Maga. Sei l’unica che conosca a non aver mai detto di volerla fare finita.

.Appunto.

Non lo stai dicendo nemmeno adesso, vero?

.Certo, è solo una fantasia.

Solo una fantasia… di fine estate?

.Può darsi.

Ma, per sapere, ci sono anche io, nella fantasia?

.Quella di fine estate?.

Eh.

.No.

Perché?

.Tu sei bruciato.

Avevi detto che la mia tempra si rafforza col fuoco. Avevi detto che nessuno mi può eguagliare. Avevi detto,

.Sbagliavo. Vedi, è bastata un po’ di pioggia per rivelare che sei marcio dentro.

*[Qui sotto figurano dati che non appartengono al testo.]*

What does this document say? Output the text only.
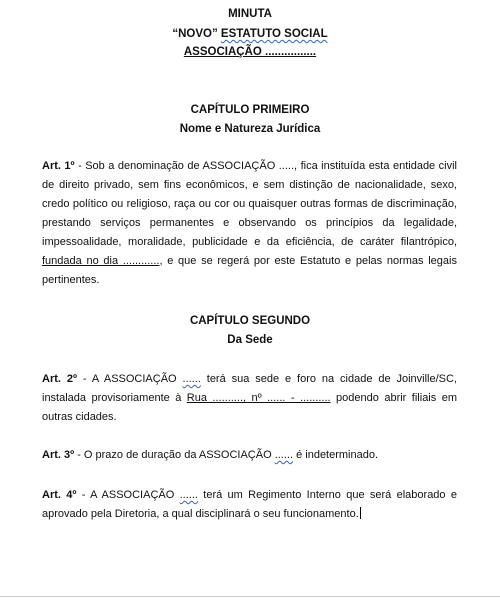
MINUTA
“NOVO” ESTATUTO SOCIAL
ASSOCIAÇÃO ................
CAPÍTULO PRIMEIRO
Nome e Natureza Jurídica
Art. 1º - Sob a denominação de ASSOCIAÇÃO ....., fica instituída esta entidade civil de direito privado, sem fins econômicos, e sem distinção de nacionalidade, sexo, credo político ou religioso, raça ou cor ou quaisquer outras formas de discriminação, prestando serviços permanentes e observando os princípios da legalidade, impessoalidade, moralidade, publicidade e da eficiência, de caráter filantrópico, fundada no dia ............, e que se regerá por este Estatuto e pelas normas legais pertinentes.
CAPÍTULO SEGUNDO
Da Sede
Art. 2º - A ASSOCIAÇÃO ...... terá sua sede e foro na cidade de Joinville/SC, instalada provisoriamente à Rua .........., nº ...... - .......... podendo abrir filiais em outras cidades.
Art. 3º - O prazo de duração da ASSOCIAÇÃO ...... é indeterminado.
Art. 4º - A ASSOCIAÇÃO ...... terá um Regimento Interno que será elaborado e aprovado pela Diretoria, a qual disciplinará o seu funcionamento.
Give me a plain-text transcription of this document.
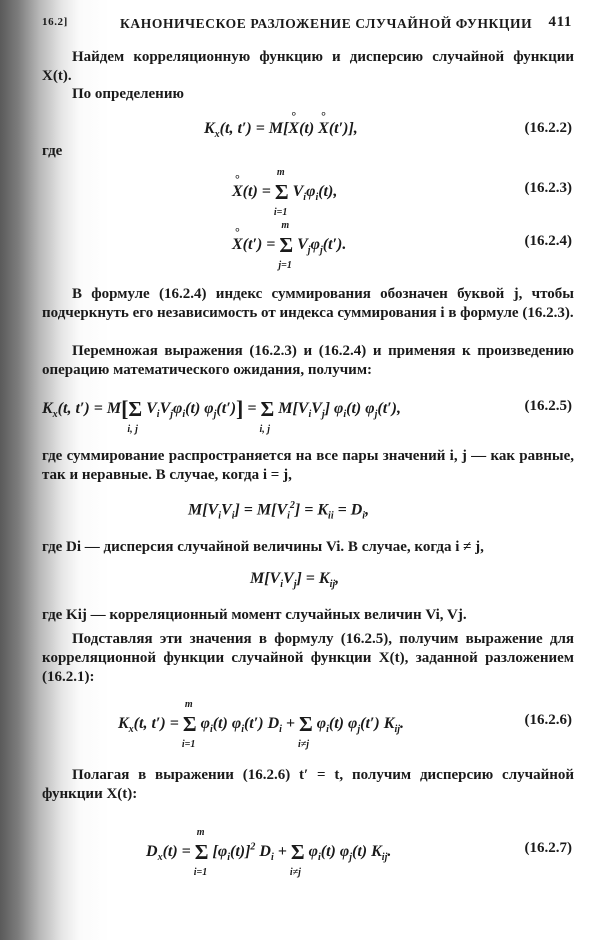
16.2]	КАНОНИЧЕСКОЕ РАЗЛОЖЕНИЕ СЛУЧАЙНОЙ ФУНКЦИИ 411
Найдем корреляционную функцию и дисперсию случайной функции X(t).
По определению
$K_x(t$, t′) = M[° X(t) ° X(t′)],	(16.2.2)
где
° X(t) = Σ
m
i=1
$V_i\varphi_i(t)$,	(16.2.3)
° X(t′) = Σ
m
j=1
$V_j\varphi_j(t')$.	(16.2.4)
В формуле (16.2.4) индекс суммирования обозначен буквой j, чтобы подчеркнуть его независимость от индекса суммирования i в формуле (16.2.3).
Перемножая выражения (16.2.3) и (16.2.4) и применяя к произведению операцию математического ожидания, получим:
$K_x(t$, t′) = M[Σ
i, j
$V_iV_j\varphi_i(t) \varphi_j(t')] = \Sigma$
i, j
$M[V_iV_j]$ $\varphi_i(t)$ $\varphi_j(t')$,	(16.2.5)
где суммирование распространяется на все пары значений i, j — как равные, так и неравные. В случае, когда i = j,
$M[V_iV_i] = M[V_i^2] = K_{ii} = D_i$,
где Di — дисперсия случайной величины Vi. В случае, когда i ≠ j,
$M[V_iV_j] = K_{ij}$,
где Kij — корреляционный момент случайных величин Vi, Vj.
Подставляя эти значения в формулу (16.2.5), получим выражение для корреляционной функции случайной функции X(t), заданной разложением (16.2.1):
$K_x(t$, t′) = Σ
m
i=1
$\varphi_i(t)$ $\varphi_i(t') D_i + \Sigma$
i≠j
$\varphi_i(t)$ $\varphi_j(t')$ $K_{ij}$.	(16.2.6)
Полагая в выражении (16.2.6) t′ = t, получим дисперсию случайной функции X(t):
$D_x(t) = \Sigma$
m
i=1
$[\varphi_i(t)]^2$ $D_i + \Sigma$
i≠j
$\varphi_i(t)$ $\varphi_j(t)$ $K_{ij}$.	(16.2.7)
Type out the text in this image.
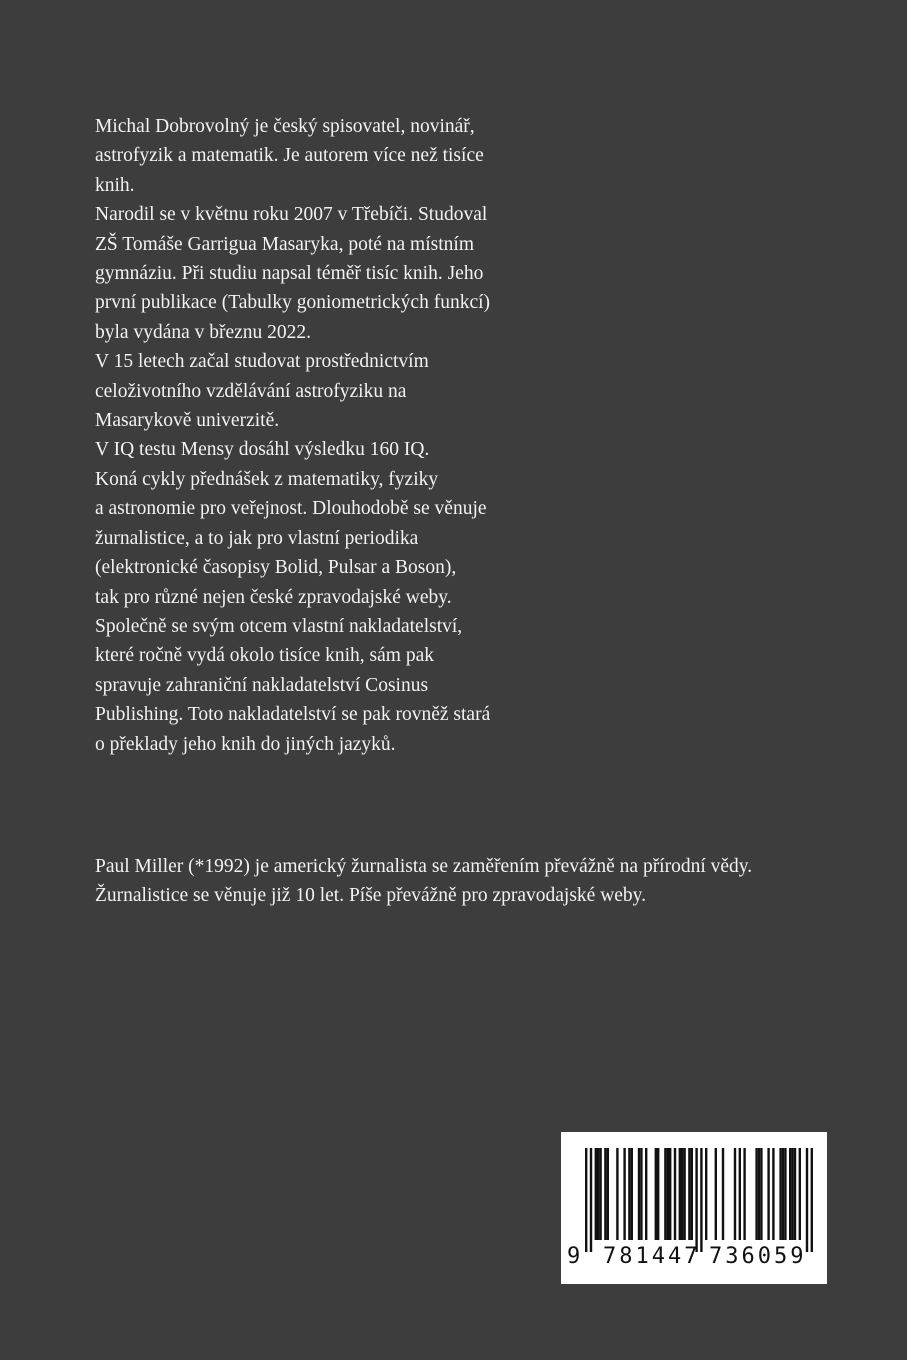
Michal Dobrovolný je český spisovatel, novinář,
astrofyzik a matematik. Je autorem více než tisíce
knih.
Narodil se v květnu roku 2007 v Třebíči. Studoval
ZŠ Tomáše Garrigua Masaryka, poté na místním
gymnáziu. Při studiu napsal téměř tisíc knih. Jeho
první publikace (Tabulky goniometrických funkcí)
byla vydána v březnu 2022.
V 15 letech začal studovat prostřednictvím
celoživotního vzdělávání astrofyziku na
Masarykově univerzitě.
V IQ testu Mensy dosáhl výsledku 160 IQ.
Koná cykly přednášek z matematiky, fyziky
a astronomie pro veřejnost. Dlouhodobě se věnuje
žurnalistice, a to jak pro vlastní periodika
(elektronické časopisy Bolid, Pulsar a Boson),
tak pro různé nejen české zpravodajské weby.
Společně se svým otcem vlastní nakladatelství,
které ročně vydá okolo tisíce knih, sám pak
spravuje zahraniční nakladatelství Cosinus
Publishing. Toto nakladatelství se pak rovněž stará
o překlady jeho knih do jiných jazyků.
Paul Miller (*1992) je americký žurnalista se zaměřením převážně na přírodní vědy.
Žurnalistice se věnuje již 10 let. Píše převážně pro zpravodajské weby.
9 781447 736059
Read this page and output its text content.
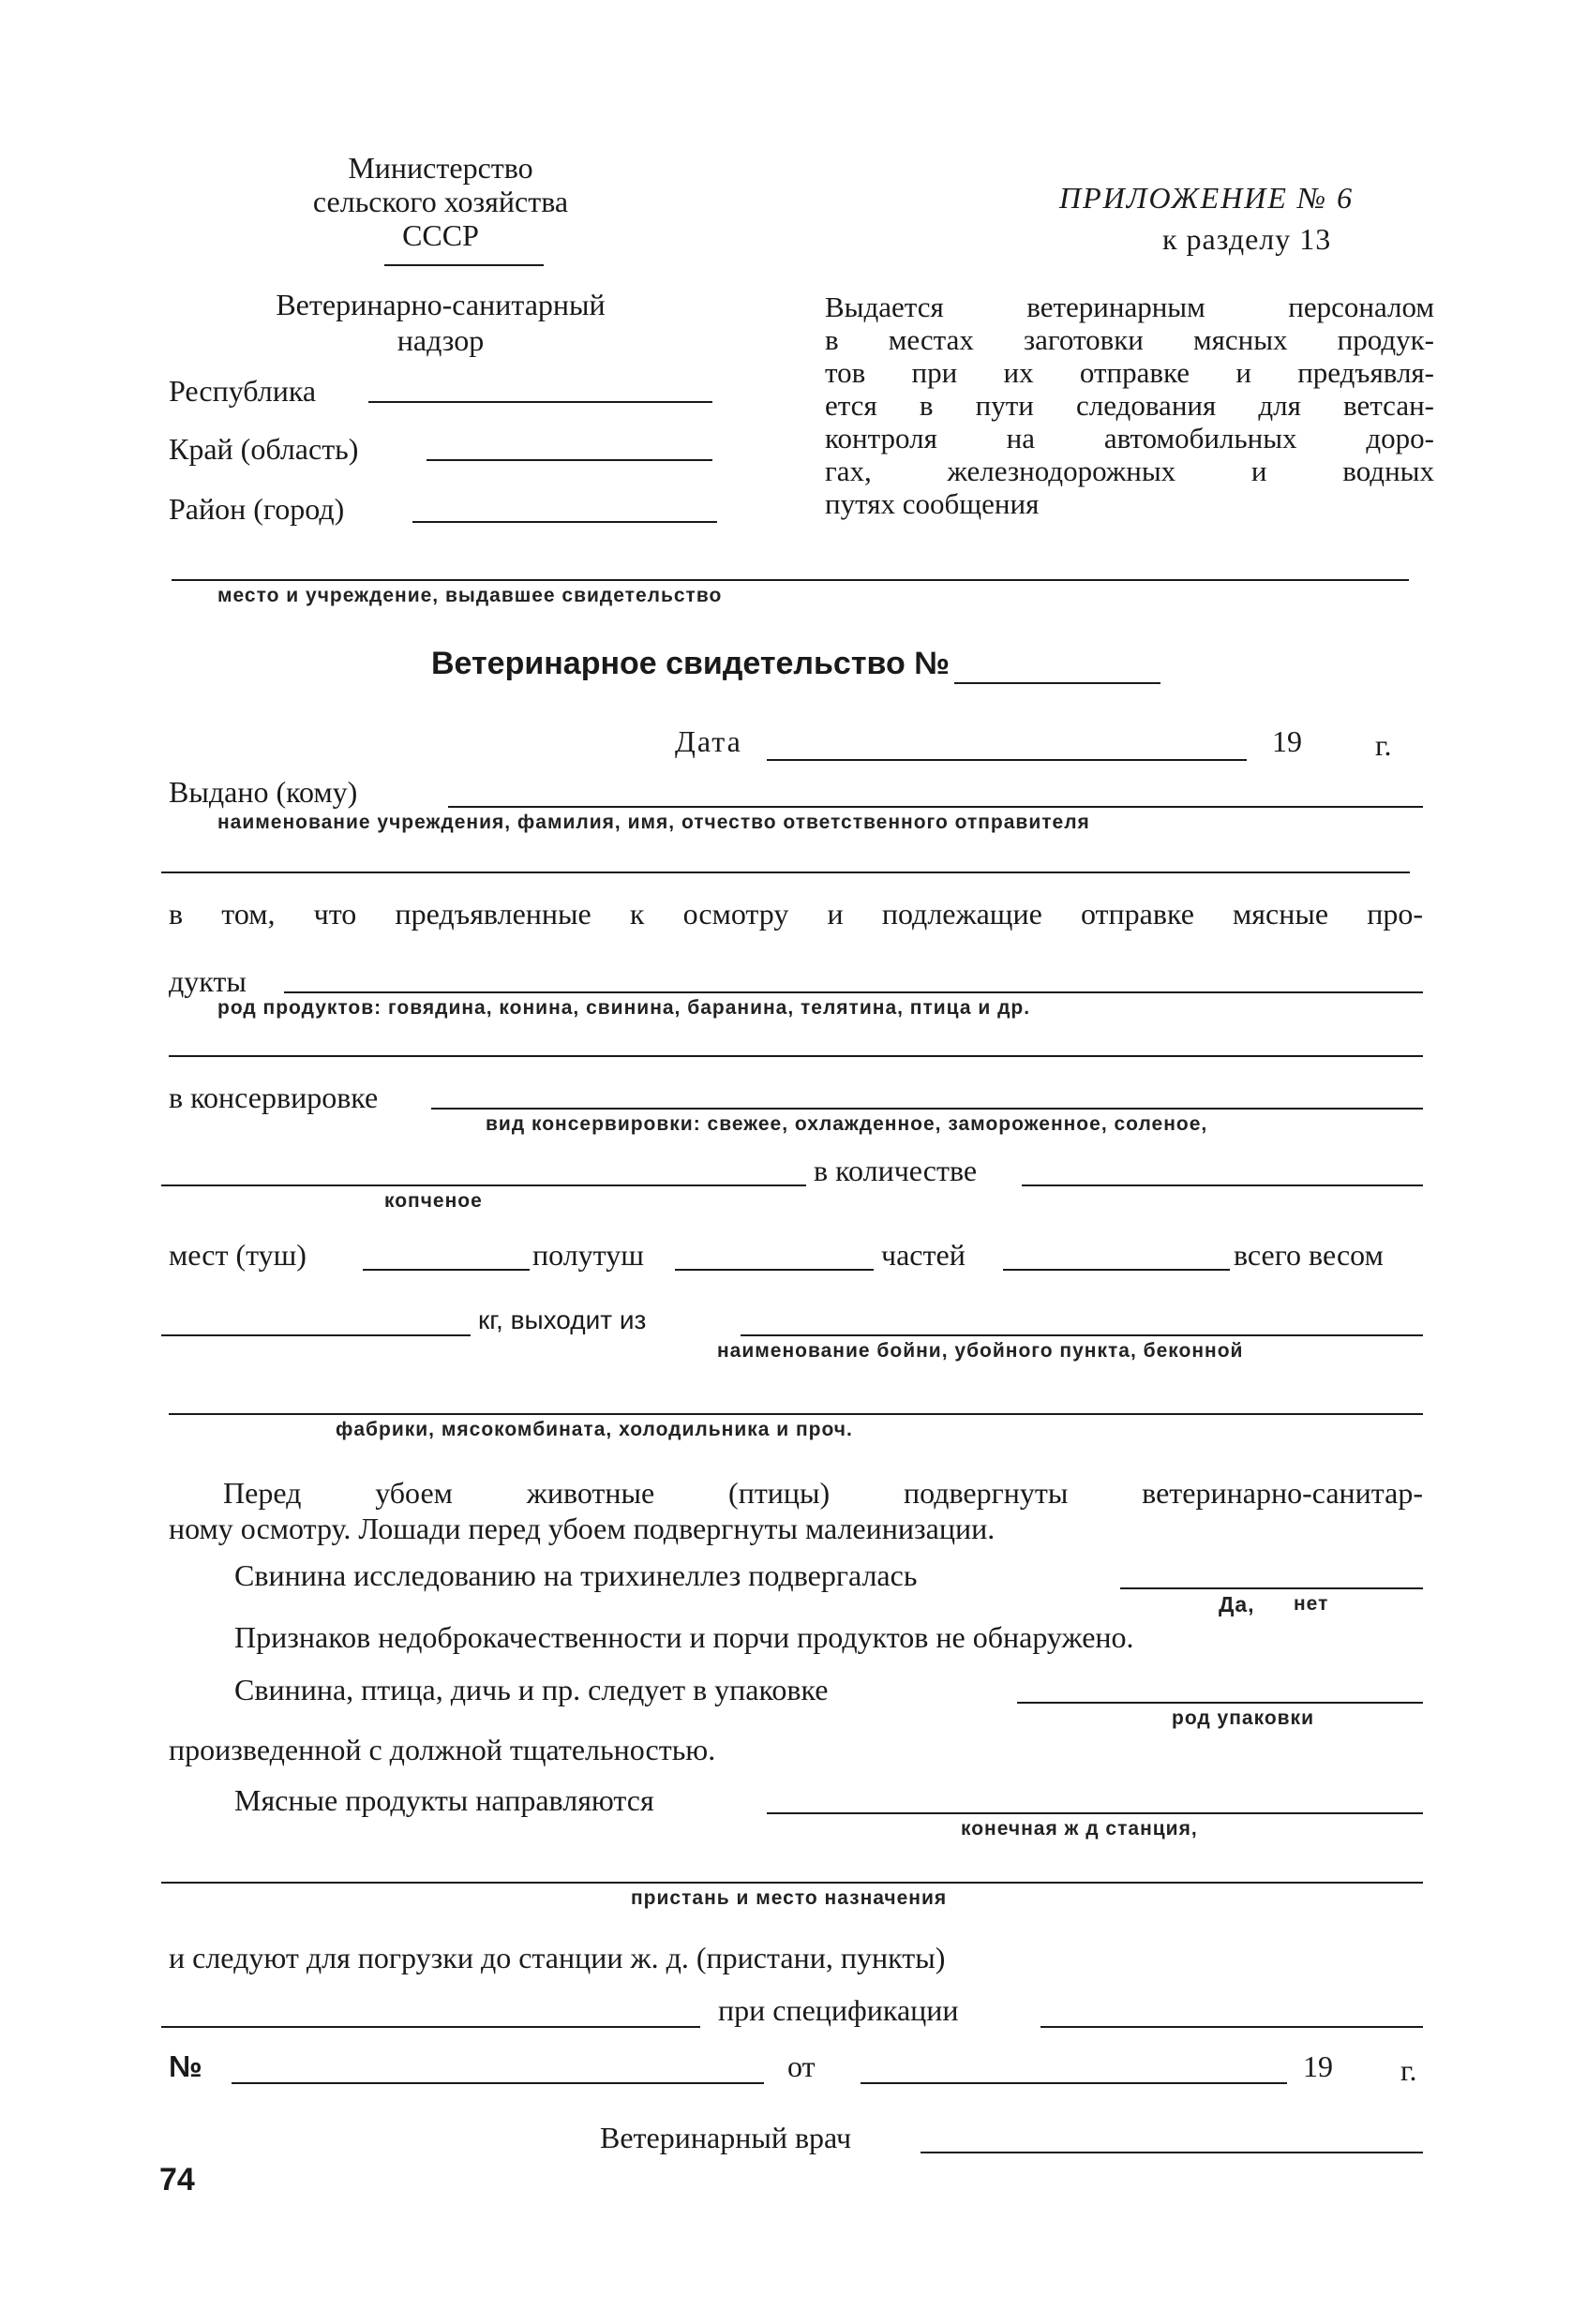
Министерство
сельского хозяйства
СССР
Ветеринарно-санитарный
надзор
Республика
Край (область)
Район (город)
ПРИЛОЖЕНИЕ № 6
к разделу 13
Выдается ветеринарным персоналом
в местах заготовки мясных продук-
тов при их отправке и предъявля-
ется в пути следования для ветсан-
контроля на автомобильных доро-
гах, железнодорожных и водных
путях сообщения
место и учреждение, выдавшее свидетельство
Ветеринарное свидетельство №
Дата	19 г.
Выдано (кому)
наименование учреждения, фамилия, имя, отчество ответственного отправителя
в том, что предъявленные к осмотру и подлежащие отправке мясные про-
дукты
род продуктов: говядина, конина, свинина, баранина, телятина, птица и др.
в консервировке
вид консервировки: свежее, охлажденное, замороженное, соленое,
в количестве
копченое
мест (туш)	полутуш	частей	всего весом
кг, выходит из
наименование бойни, убойного пункта, беконной
фабрики, мясокомбината, холодильника и проч.
Перед убоем животные (птицы) подвергнуты ветеринарно-санитар-
ному осмотру. Лошади перед убоем подвергнуты малеинизации.
Свинина исследованию на трихинеллез подвергалась
Да, нет
Признаков недоброкачественности и порчи продуктов не обнаружено.
Свинина, птица, дичь и пр. следует в упаковке
род упаковки
произведенной с должной тщательностью.
Мясные продукты направляются
конечная ж д станция,
пристань и место назначения
и следуют для погрузки до станции ж. д. (пристани, пункты)
при спецификации
№	от	19 г.
Ветеринарный врач
74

Oh. Sono perplesso, credevo fossi mia per sempre, Maga. Almeno nelle fantasie.

.E, invece, dopo tanto, è scesa la pioggia.

È vero. E mi sto dissolvendo, Maga. Addio. Prima, però puoi dirmela? Ti prego.

.Cosa?.

Quella tua fantasia. Me ne andrei più sereno.

.Una fantasia di fine, no?.

Quale fine, insomma!

.Ma la tua.

Avevi detto,

.Ricominci?.

Lasciami dire, sono sempre le mie ultime parole in fondo.

.Su, forza.

Avevi detto che era una fantasia di fine estate.

.Sono solo due gocce. Ti pare che l’estate possa finire qui?.

No, e per una come te potrebbe non finire mai.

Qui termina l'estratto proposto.